Tretinoin side effects include erythema, photosensitivity, and desquamation. Patients are initially started on a low dose with nightly application until tolerance is achieved. Because tretinoin is a photosensitizer, sunscreen use is absolutely imperative. Topical retinoids should be used for a minimum of 3 to 4 months, with the greatest improvement after 1 year of use. Patients who use alpha-hydroxy acids concomitantly with topical retinoids will see a synergistic effect, and this combination is tolerated well in most patients.
Isotretinoin (13-cis retinoic acid; Accutane) impairs sebaceous gland activity, impairs epithelialization, and thins the stratum corneum. Alpha-hydroxy acids cause desquamation as a result of diminished corneocyte cohesion just above the granular cell layer. Dermal effects of these acids include increased collagen and glycosaminoglycan production. UV radiation-stimulated oxygen free radicals are the primary mediators of UV skin damage. Vitamin C has been shown to be the primary water-soluble nonenzymatic antioxidant that helps protect skin cells from UV radiation. Other functions of Vitamin C include increased Types I and III collagen production, decreased pigment synthesis, improved epidermal barrier function, and regeneration of oxidized Vitamin E. Hydroquinone impairs the conversion of dopamine to melanin. The result is decreased formation of melanin and increased degradation of melanosomes.

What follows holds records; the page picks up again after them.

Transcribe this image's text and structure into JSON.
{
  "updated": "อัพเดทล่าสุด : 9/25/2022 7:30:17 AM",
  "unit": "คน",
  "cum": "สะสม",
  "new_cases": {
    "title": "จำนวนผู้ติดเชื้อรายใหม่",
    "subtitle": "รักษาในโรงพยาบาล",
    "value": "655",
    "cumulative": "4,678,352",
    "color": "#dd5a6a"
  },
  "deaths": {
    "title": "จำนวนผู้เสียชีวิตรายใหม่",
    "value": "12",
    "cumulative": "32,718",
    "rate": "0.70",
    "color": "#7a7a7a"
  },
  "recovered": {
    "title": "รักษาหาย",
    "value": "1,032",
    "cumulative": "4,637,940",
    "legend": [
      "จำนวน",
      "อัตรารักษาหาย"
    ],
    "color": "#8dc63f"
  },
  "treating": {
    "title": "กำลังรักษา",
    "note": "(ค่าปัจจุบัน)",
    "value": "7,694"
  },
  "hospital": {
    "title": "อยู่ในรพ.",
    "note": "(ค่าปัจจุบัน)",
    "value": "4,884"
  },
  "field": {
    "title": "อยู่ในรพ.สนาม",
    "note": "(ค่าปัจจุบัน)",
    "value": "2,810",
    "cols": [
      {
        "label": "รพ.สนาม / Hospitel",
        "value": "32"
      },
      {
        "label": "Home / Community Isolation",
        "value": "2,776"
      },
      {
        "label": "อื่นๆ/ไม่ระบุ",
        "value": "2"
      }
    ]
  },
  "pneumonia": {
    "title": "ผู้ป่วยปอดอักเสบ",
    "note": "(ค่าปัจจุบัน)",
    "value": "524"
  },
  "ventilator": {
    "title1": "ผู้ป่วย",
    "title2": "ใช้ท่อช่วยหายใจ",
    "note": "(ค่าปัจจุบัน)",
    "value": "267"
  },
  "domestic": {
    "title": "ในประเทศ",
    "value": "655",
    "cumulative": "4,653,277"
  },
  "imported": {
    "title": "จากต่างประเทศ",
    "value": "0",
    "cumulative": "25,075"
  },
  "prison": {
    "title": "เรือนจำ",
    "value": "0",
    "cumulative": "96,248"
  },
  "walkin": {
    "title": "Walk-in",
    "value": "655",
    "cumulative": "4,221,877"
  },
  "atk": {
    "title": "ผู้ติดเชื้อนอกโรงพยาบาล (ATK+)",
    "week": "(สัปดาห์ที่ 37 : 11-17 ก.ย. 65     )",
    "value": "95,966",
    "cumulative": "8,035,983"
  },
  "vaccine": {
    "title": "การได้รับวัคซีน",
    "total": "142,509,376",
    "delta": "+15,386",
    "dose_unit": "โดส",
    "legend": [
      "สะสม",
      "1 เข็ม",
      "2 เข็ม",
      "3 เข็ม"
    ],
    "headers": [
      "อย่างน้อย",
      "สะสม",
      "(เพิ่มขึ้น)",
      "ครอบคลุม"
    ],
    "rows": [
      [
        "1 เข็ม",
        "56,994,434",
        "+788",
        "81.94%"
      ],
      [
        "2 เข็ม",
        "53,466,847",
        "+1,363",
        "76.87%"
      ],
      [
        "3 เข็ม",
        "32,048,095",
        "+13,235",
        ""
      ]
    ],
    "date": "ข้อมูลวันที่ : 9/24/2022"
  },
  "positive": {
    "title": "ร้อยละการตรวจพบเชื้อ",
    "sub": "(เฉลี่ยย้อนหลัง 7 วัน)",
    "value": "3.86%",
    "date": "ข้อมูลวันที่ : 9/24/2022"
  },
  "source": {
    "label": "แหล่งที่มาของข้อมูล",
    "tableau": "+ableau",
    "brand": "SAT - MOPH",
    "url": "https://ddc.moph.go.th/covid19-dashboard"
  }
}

A 65-year-old woman comes to the office because of dysphagia and voice changes 3 days after undergoing injection of 50 units botulinum toxin type A because of platysmal banding. This patient’s condition is most likely caused by injection of botulinum toxin type A to which of the following anatomical locations?
A) Central fat pad below the thyroid cartilage
B) Cervicomental junction
C) Inferior border of the mandible at the angle
D) Pars facialis below the mandibular margin
The correct response is Option B.
In patients wishing to avoid platysmaplasty or surgical neck lift, platysmal bands can be softened with neuromodulators. The platysma is a very superficial muscle, and injecting neuromodulators too deeply may affect the strap muscles, causing dysphagia, or the cricothyroid muscle, causing voice changes. While injection into the pars facialis just below the mandibular margin is safe, the cervicomental junction is considered a danger zone because of the potential effect on deeper muscles involved in swallowing. Injection inferior to the thyroid cartilage and centrally would not effectively treat the banding but a superficial injection into the fat is unlikely to cause any muscular disturbance. Injection along the inferior border of the mandible at the angle may affect facial nerve function but would not cause dysphagia or voice change. Injection at the medial margin of the sternocleidomastoid is unlikely in the treatment of platysmal banding.
In a patient who presents with dysphagia or vocal changes after treatment of platysmal banding with neuromodulator, a reversible orally active anticholinesterase agent like pyridostigmine may be useful to counteract some of the effects until the agent wears off. Care must be taken to monitor for adverse side effects of anticholinesterase treatment, such as nausea, vomiting, diarrhea, and increased salivation.